Re: Bindings and object-pointer keys
Re: Bindings and object-pointer keys
- Subject: Re: Bindings and object-pointer keys
- From: Seth Pellegrino <email@hidden>
- Date: Sun, 30 Dec 2007 23:23:53 -0500
On Leopard: <http://developer.apple.com/DOCUMENTATION/Cocoa/Reference/Foundation/Protocols/NSKeyValueObserving_Protocol/Reference/Reference.html#//apple_ref/occ/clm/NSObject/keyPathsForValuesAffectingValueForKey:
>
Thank you for the link, I wasn't aware the mechanism had changed. I'm
now getting the following error:
Person: A +keyPathsForValuesAffectingValueForKey: message returned a
set that includes a key path that starts with the same key that was
passed in, which is not valid. The property identified by the key path
already depends on the property identified by the key, never vice versa.
Passed-in key: job
Returned key path set: {(
"job.title",
"job.salary"
)}
"n
The "never vice versa" part of that error message doesn't leave me
much hope. I tried setting up a key jobDependency which acted exactly
like the job key, and then registered "job" as dependent on
jobDependency.title and jobDependency.salary, but no dice. The
application just silently fails, as before. Am I not using
+keyPathsForValuesAffectingValueForKey: properly? Is there a
workaround I'm missing?
I'm afraid my knowledge of Core Data is rather limited. It seems
like it would work wonders for managing my data model, but I have a
few reservations. Namely, none of the built-in persistent stores
meet my needs.
In what way are your needs not met?
I need to write out my file in a format which isn't XML, SQLite, or a
straight binary representation of my object graph.

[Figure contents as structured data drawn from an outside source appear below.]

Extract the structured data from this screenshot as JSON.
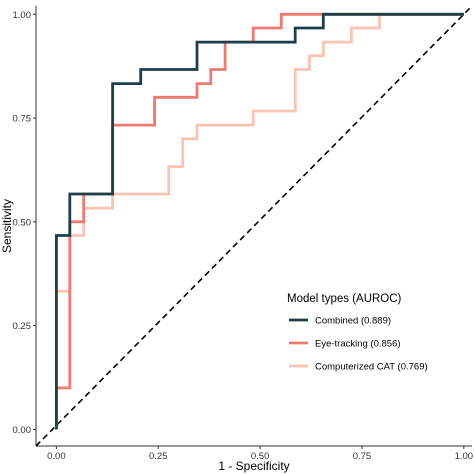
{
  "chart_data": {
    "type": "line",
    "xlabel": "1 - Specificity",
    "ylabel": "Sensitivity",
    "xlim": [
      -0.05,
      1.02
    ],
    "ylim": [
      -0.04,
      1.02
    ],
    "x_ticks": [
      0.0,
      0.25,
      0.5,
      0.75,
      1.0
    ],
    "y_ticks": [
      0.0,
      0.25,
      0.5,
      0.75,
      1.0
    ],
    "x_tick_labels": [
      "0.00",
      "0.25",
      "0.50",
      "0.75",
      "1.00"
    ],
    "y_tick_labels": [
      "0.00",
      "0.25",
      "0.50",
      "0.75",
      "1.00"
    ],
    "grid": false,
    "reference_line": {
      "style": "dashed",
      "color": "#000000",
      "from": [
        -0.05,
        -0.04
      ],
      "to": [
        1.02,
        1.02
      ]
    },
    "legend": {
      "title": "Model types (AUROC)",
      "position": "bottom-right-inside"
    },
    "series": [
      {
        "name": "Computerized CAT (0.769)",
        "color": "#f9c4b4",
        "points": [
          [
            0,
            0
          ],
          [
            0,
            0.333
          ],
          [
            0.033,
            0.333
          ],
          [
            0.033,
            0.467
          ],
          [
            0.067,
            0.467
          ],
          [
            0.067,
            0.533
          ],
          [
            0.138,
            0.533
          ],
          [
            0.138,
            0.567
          ],
          [
            0.276,
            0.567
          ],
          [
            0.276,
            0.633
          ],
          [
            0.31,
            0.633
          ],
          [
            0.31,
            0.7
          ],
          [
            0.345,
            0.7
          ],
          [
            0.345,
            0.733
          ],
          [
            0.483,
            0.733
          ],
          [
            0.483,
            0.767
          ],
          [
            0.586,
            0.767
          ],
          [
            0.586,
            0.867
          ],
          [
            0.621,
            0.867
          ],
          [
            0.621,
            0.9
          ],
          [
            0.655,
            0.9
          ],
          [
            0.655,
            0.933
          ],
          [
            0.724,
            0.933
          ],
          [
            0.724,
            0.967
          ],
          [
            0.793,
            0.967
          ],
          [
            0.793,
            1.0
          ],
          [
            1.0,
            1.0
          ]
        ]
      },
      {
        "name": "Eye-tracking (0.856)",
        "color": "#ee7a72",
        "points": [
          [
            0,
            0
          ],
          [
            0,
            0.1
          ],
          [
            0.033,
            0.1
          ],
          [
            0.033,
            0.5
          ],
          [
            0.067,
            0.5
          ],
          [
            0.067,
            0.567
          ],
          [
            0.138,
            0.567
          ],
          [
            0.138,
            0.733
          ],
          [
            0.241,
            0.733
          ],
          [
            0.241,
            0.8
          ],
          [
            0.345,
            0.8
          ],
          [
            0.345,
            0.833
          ],
          [
            0.379,
            0.833
          ],
          [
            0.379,
            0.867
          ],
          [
            0.414,
            0.867
          ],
          [
            0.414,
            0.933
          ],
          [
            0.483,
            0.933
          ],
          [
            0.483,
            0.967
          ],
          [
            0.552,
            0.967
          ],
          [
            0.552,
            1.0
          ],
          [
            1.0,
            1.0
          ]
        ]
      },
      {
        "name": "Combined (0.889)",
        "color": "#1c3f4a",
        "points": [
          [
            0,
            0
          ],
          [
            0,
            0.333
          ],
          [
            0,
            0.467
          ],
          [
            0.033,
            0.467
          ],
          [
            0.033,
            0.567
          ],
          [
            0.067,
            0.567
          ],
          [
            0.067,
            0.567
          ],
          [
            0.138,
            0.567
          ],
          [
            0.138,
            0.833
          ],
          [
            0.207,
            0.833
          ],
          [
            0.207,
            0.867
          ],
          [
            0.345,
            0.867
          ],
          [
            0.345,
            0.933
          ],
          [
            0.586,
            0.933
          ],
          [
            0.586,
            0.967
          ],
          [
            0.655,
            0.967
          ],
          [
            0.655,
            1.0
          ],
          [
            1.0,
            1.0
          ]
        ]
      }
    ],
    "legend_order": [
      "Combined (0.889)",
      "Eye-tracking (0.856)",
      "Computerized CAT (0.769)"
    ]
  }
}
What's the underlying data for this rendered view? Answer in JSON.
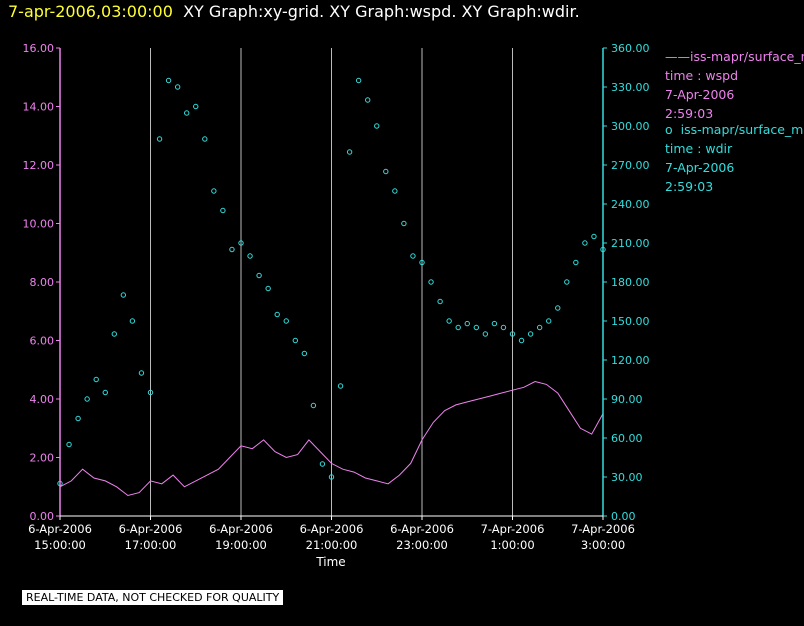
{
  "header": {
    "timestamp": "7-apr-2006,03:00:00",
    "graphs": "XY Graph:xy-grid.  XY Graph:wspd.  XY Graph:wdir."
  },
  "legend": [
    {
      "marker": "——",
      "name": "iss-mapr/surface_m",
      "var": "time : wspd",
      "date": "7-Apr-2006",
      "time": "2:59:03",
      "color": "#ee82ee"
    },
    {
      "marker": "o",
      "name": "iss-mapr/surface_m",
      "var": "time : wdir",
      "date": "7-Apr-2006",
      "time": "2:59:03",
      "color": "#33dddd"
    }
  ],
  "footer": "REAL-TIME DATA, NOT CHECKED FOR QUALITY",
  "chart_data": {
    "type": "line",
    "xlabel": "Time",
    "x_range_hours": [
      0,
      12
    ],
    "x_ticks": [
      {
        "hour": 0,
        "date": "6-Apr-2006",
        "time": "15:00:00"
      },
      {
        "hour": 2,
        "date": "6-Apr-2006",
        "time": "17:00:00"
      },
      {
        "hour": 4,
        "date": "6-Apr-2006",
        "time": "19:00:00"
      },
      {
        "hour": 6,
        "date": "6-Apr-2006",
        "time": "21:00:00"
      },
      {
        "hour": 8,
        "date": "6-Apr-2006",
        "time": "23:00:00"
      },
      {
        "hour": 10,
        "date": "7-Apr-2006",
        "time": "1:00:00"
      },
      {
        "hour": 12,
        "date": "7-Apr-2006",
        "time": "3:00:00"
      }
    ],
    "y_left": {
      "label": "wspd",
      "range": [
        0,
        16
      ],
      "ticks": [
        "0.00",
        "2.00",
        "4.00",
        "6.00",
        "8.00",
        "10.00",
        "12.00",
        "14.00",
        "16.00"
      ],
      "color": "#ee82ee"
    },
    "y_right": {
      "label": "wdir",
      "range": [
        0,
        360
      ],
      "ticks": [
        "0.00",
        "30.00",
        "60.00",
        "90.00",
        "120.00",
        "150.00",
        "180.00",
        "210.00",
        "240.00",
        "270.00",
        "300.00",
        "330.00",
        "360.00"
      ],
      "color": "#33dddd"
    },
    "grid": "vertical",
    "series": [
      {
        "name": "wspd",
        "axis": "left",
        "style": "line",
        "color": "#ee82ee",
        "x": [
          0,
          0.25,
          0.5,
          0.75,
          1,
          1.25,
          1.5,
          1.75,
          2,
          2.25,
          2.5,
          2.75,
          3,
          3.25,
          3.5,
          3.75,
          4,
          4.25,
          4.5,
          4.75,
          5,
          5.25,
          5.5,
          5.75,
          6,
          6.25,
          6.5,
          6.75,
          7,
          7.25,
          7.5,
          7.75,
          8,
          8.25,
          8.5,
          8.75,
          9,
          9.25,
          9.5,
          9.75,
          10,
          10.25,
          10.5,
          10.75,
          11,
          11.25,
          11.5,
          11.75,
          12
        ],
        "y": [
          1.0,
          1.2,
          1.6,
          1.3,
          1.2,
          1.0,
          0.7,
          0.8,
          1.2,
          1.1,
          1.4,
          1.0,
          1.2,
          1.4,
          1.6,
          2.0,
          2.4,
          2.3,
          2.6,
          2.2,
          2.0,
          2.1,
          2.6,
          2.2,
          1.8,
          1.6,
          1.5,
          1.3,
          1.2,
          1.1,
          1.4,
          1.8,
          2.6,
          3.2,
          3.6,
          3.8,
          3.9,
          4.0,
          4.1,
          4.2,
          4.3,
          4.4,
          4.6,
          4.5,
          4.2,
          3.6,
          3.0,
          2.8,
          3.5
        ]
      },
      {
        "name": "wdir",
        "axis": "right",
        "style": "markers",
        "color": "#33dddd",
        "x": [
          0,
          0.2,
          0.4,
          0.6,
          0.8,
          1.0,
          1.2,
          1.4,
          1.6,
          1.8,
          2.0,
          2.2,
          2.4,
          2.6,
          2.8,
          3.0,
          3.2,
          3.4,
          3.6,
          3.8,
          4.0,
          4.2,
          4.4,
          4.6,
          4.8,
          5.0,
          5.2,
          5.4,
          5.6,
          5.8,
          6.0,
          6.2,
          6.4,
          6.6,
          6.8,
          7.0,
          7.2,
          7.4,
          7.6,
          7.8,
          8.0,
          8.2,
          8.4,
          8.6,
          8.8,
          9.0,
          9.2,
          9.4,
          9.6,
          9.8,
          10.0,
          10.2,
          10.4,
          10.6,
          10.8,
          11.0,
          11.2,
          11.4,
          11.6,
          11.8,
          12.0
        ],
        "y": [
          25,
          55,
          75,
          90,
          105,
          95,
          140,
          170,
          150,
          110,
          95,
          290,
          335,
          330,
          310,
          315,
          290,
          250,
          235,
          205,
          210,
          200,
          185,
          175,
          155,
          150,
          135,
          125,
          85,
          40,
          30,
          100,
          280,
          335,
          320,
          300,
          265,
          250,
          225,
          200,
          195,
          180,
          165,
          150,
          145,
          148,
          145,
          140,
          148,
          145,
          140,
          135,
          140,
          145,
          150,
          160,
          180,
          195,
          210,
          215,
          205
        ]
      }
    ]
  }
}
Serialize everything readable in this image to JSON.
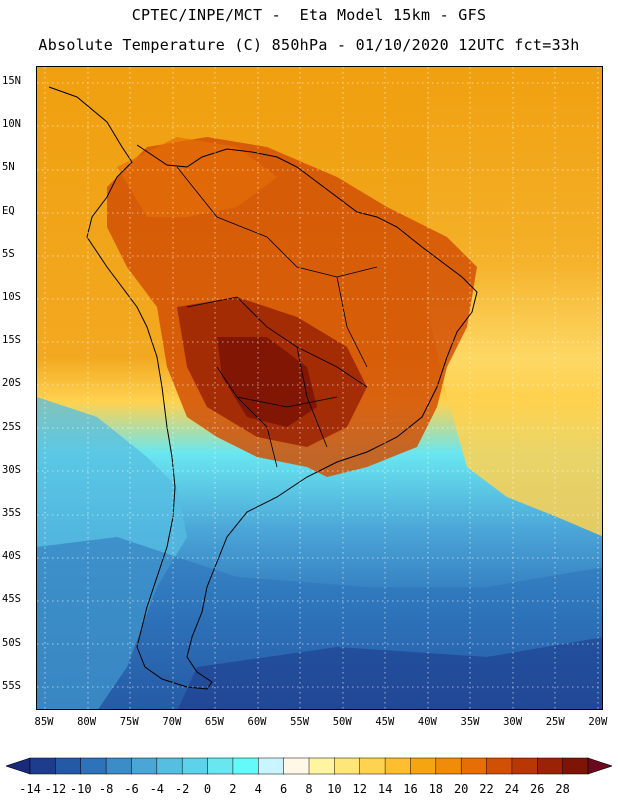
{
  "header": {
    "line1": "CPTEC/INPE/MCT -  Eta Model 15km - GFS",
    "line2": "Absolute Temperature (C) 850hPa - 01/10/2020 12UTC fct=33h"
  },
  "axes": {
    "lat_labels": [
      "15N",
      "10N",
      "5N",
      "EQ",
      "5S",
      "10S",
      "15S",
      "20S",
      "25S",
      "30S",
      "35S",
      "40S",
      "45S",
      "50S",
      "55S"
    ],
    "lon_labels": [
      "85W",
      "80W",
      "75W",
      "70W",
      "65W",
      "60W",
      "55W",
      "50W",
      "45W",
      "40W",
      "35W",
      "30W",
      "25W",
      "20W"
    ],
    "grid": "dotted"
  },
  "colorbar": {
    "labels": [
      "-14",
      "-12",
      "-10",
      "-8",
      "-6",
      "-4",
      "-2",
      "0",
      "2",
      "4",
      "6",
      "8",
      "10",
      "12",
      "14",
      "16",
      "18",
      "20",
      "22",
      "24",
      "26",
      "28"
    ],
    "colors": [
      "#1e3c8c",
      "#245aa5",
      "#2d73b9",
      "#3c8cc8",
      "#4ba5d7",
      "#55bee1",
      "#5fd2eb",
      "#69e6f0",
      "#64fafa",
      "#c8f5ff",
      "#fff8e6",
      "#fff5a0",
      "#ffe678",
      "#ffd250",
      "#ffbe32",
      "#f5a50f",
      "#f08c0a",
      "#e66e05",
      "#d25005",
      "#b93705",
      "#9b2305",
      "#7d1405"
    ],
    "under_color": "#1a2a7a",
    "over_color": "#6b0a1e",
    "units": "C"
  }
}
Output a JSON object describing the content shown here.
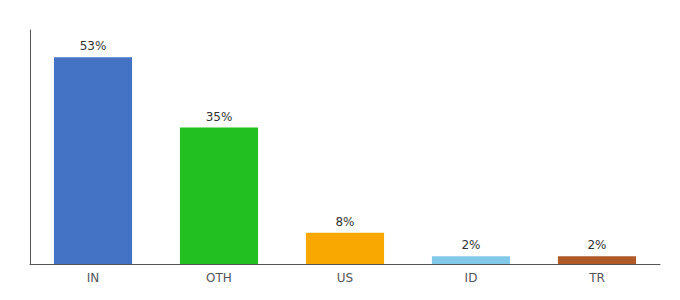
{
  "chart_data": {
    "type": "bar",
    "categories": [
      "IN",
      "OTH",
      "US",
      "ID",
      "TR"
    ],
    "values": [
      53,
      35,
      8,
      2,
      2
    ],
    "value_labels": [
      "53%",
      "35%",
      "8%",
      "2%",
      "2%"
    ],
    "colors": [
      "#4472C4",
      "#22C020",
      "#F8A800",
      "#82C8E8",
      "#B05A28"
    ],
    "ylim": [
      0,
      60
    ],
    "grid": false,
    "data_labels": true,
    "tick_labels": "x"
  }
}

How difficult is it to either query the entire object graph (so I
can write out a file manually)
It's not clear what you mean.
You save changes by sending the managed objet context a save:
message, and the file is saved.
Right, but it is my understanding that this uses a persistent store to
save the data. Basically, my question is how can an in-memory store be
manually written out to disk? Is such a thing even possible?
or provide a custom store type?
<http://developer.apple.com/documentation/Cocoa/Conceptual/AtomicStore_Concepts/Introduction/Introduction.html
>
Thanks for the link.
On the other end, is there a simple way to purge the existing
object graph so it can be read back in programmatically?
<http://developer.apple.com/documentation/Cocoa/Conceptual/CoreData/Articles/cdUsingMOs.html#//apple_ref/doc/uid/TP40001803-208900
>
Note, though, I wouldn't recommend using Core Data until you have
more experience with Cocoa.
That is indeed a reason I'm hesitant to adopt Core Data. Another
reason I'm hesitant to adopt core data is that it won't solve this
particular problem. I put together a core data version of the
EmployeeManager application, and the same problem is still present.